Rio: corrupção derruba chefia de Polícia Rodoviária

Acusada de prevaricação e formação de quadrilha, a cúpula da Polícia Rodoviária Federal (PRF) no Rio - o superintendente Carlos Hamilton Fernandes Pinheiro, o chefe da Seção de Policiamento e Fiscalização, Eugênio Nemirovsky, e o corregedor Cristiano Moraes da Silva - foi afastada das funções por decisão do juiz da 1.ª Vara Federal, Marcos André Bizzo Moliari.

Marcelo Auler, O Estado de S.Paulo

18 de setembro de 2010 | 00h00

O principal alvo do caso, o chefe substituto da Seção de Policiamento e Fiscalização da PRF, Marcelo Lessa, candidato a deputado federal pelo PR, está foragido. Apesar de o juiz ter expedido há 20 dias o mandado de prisão contra Lessa, a Polícia Federal não o cumpriu. Bizzo mandou abrir inquérito sobre quem foi o delegado que comunicou a Lessa que ele era investigado.

O delegado federal Marcelo Daemon pediu a prisão de dez pessoas, mas o procurador da República Orlando Monteiro só concordou com três: a de Lessa, a do assessor dele, Antônio Márcio Rodrigues de Matos, e do inspetor Erly Simões.

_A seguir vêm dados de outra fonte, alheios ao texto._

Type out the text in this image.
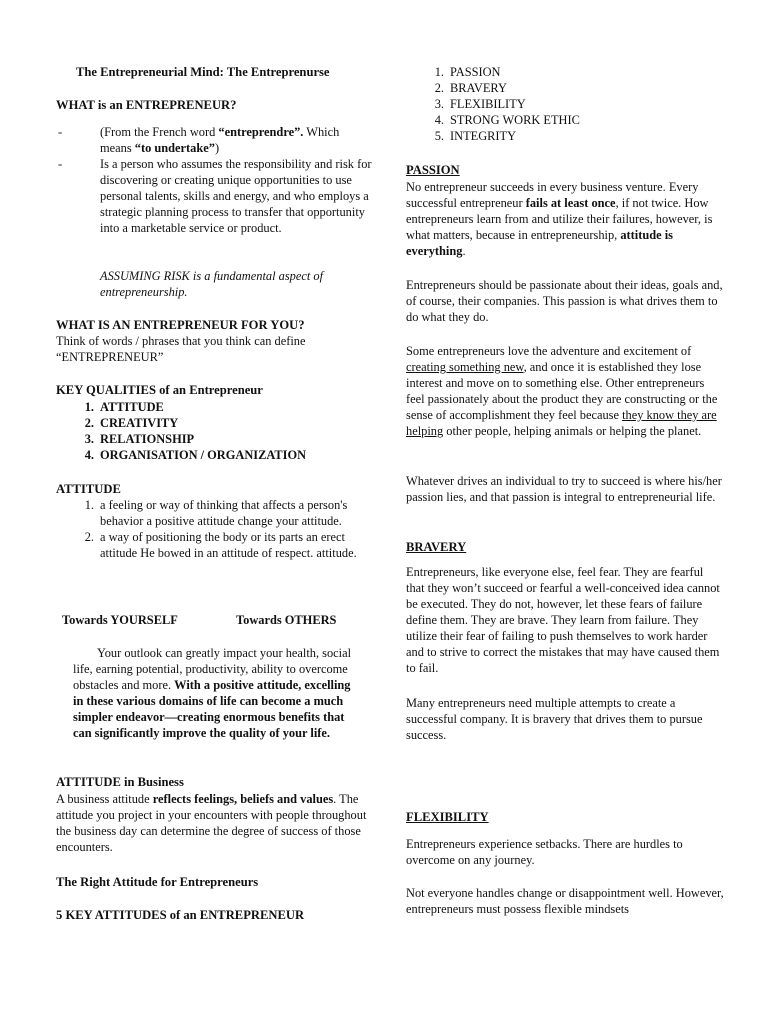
The Entrepreneurial Mind: The Entreprenurse
WHAT is an ENTREPRENEUR?
-	(From the French word “entreprendre”. Which means “to undertake”)
-	Is a person who assumes the responsibility and risk for discovering or creating unique opportunities to use personal talents, skills and energy, and who employs a strategic planning process to transfer that opportunity into a marketable service or product.

ASSUMING RISK is a fundamental aspect of entrepreneurship.

WHAT IS AN ENTREPRENEUR FOR YOU?

Think of words / phrases that you think can define “ENTREPRENEUR”

KEY QUALITIES of an Entrepreneur
1. ATTITUDE
2. CREATIVITY
3. RELATIONSHIP
4. ORGANISATION / ORGANIZATION
ATTITUDE
1. a feeling or way of thinking that affects a person's behavior a positive attitude change your attitude.
2. a way of positioning the body or its parts an erect attitude He bowed in an attitude of respect. attitude.
Towards YOURSELF	Towards OTHERS

Your outlook can greatly impact your health, social life, earning potential, productivity, ability to overcome obstacles and more. With a positive attitude, excelling in these various domains of life can become a much simpler endeavor—creating enormous benefits that can significantly improve the quality of your life.

ATTITUDE in Business

A business attitude reflects feelings, beliefs and values. The attitude you project in your encounters with people throughout the business day can determine the degree of success of those encounters.

The Right Attitude for Entrepreneurs
5 KEY ATTITUDES of an ENTREPRENEUR
1. PASSION
2. BRAVERY
3. FLEXIBILITY
4. STRONG WORK ETHIC
5. INTEGRITY
PASSION

No entrepreneur succeeds in every business venture. Every successful entrepreneur fails at least once, if not twice. How entrepreneurs learn from and utilize their failures, however, is what matters, because in entrepreneurship, attitude is everything.

Entrepreneurs should be passionate about their ideas, goals and, of course, their companies. This passion is what drives them to do what they do.

Some entrepreneurs love the adventure and excitement of creating something new, and once it is established they lose interest and move on to something else. Other entrepreneurs feel passionately about the product they are constructing or the sense of accomplishment they feel because they know they are helping other people, helping animals or helping the planet.

Whatever drives an individual to try to succeed is where his/her passion lies, and that passion is integral to entrepreneurial life.

BRAVERY

Entrepreneurs, like everyone else, feel fear. They are fearful that they won’t succeed or fearful a well-conceived idea cannot be executed. They do not, however, let these fears of failure define them. They are brave. They learn from failure. They utilize their fear of failing to push themselves to work harder and to strive to correct the mistakes that may have caused them to fail.

Many entrepreneurs need multiple attempts to create a successful company. It is bravery that drives them to pursue success.

FLEXIBILITY

Entrepreneurs experience setbacks. There are hurdles to overcome on any journey.

Not everyone handles change or disappointment well. However, entrepreneurs must possess flexible mindsets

Segundo a denúncia, Lessa - que foi secretário de Transportes de Nova Iguaçu durante o governo Lindberg Farias (PT) - usava ônibus de empresas locais em benefício de comunidades carentes, visando ao proveito político. Ele cobrava propina de donos de carros que tinham de ser apreendidos e usava veículos da PRF para propaganda de sua empresa, a Auto-shopping Dutra.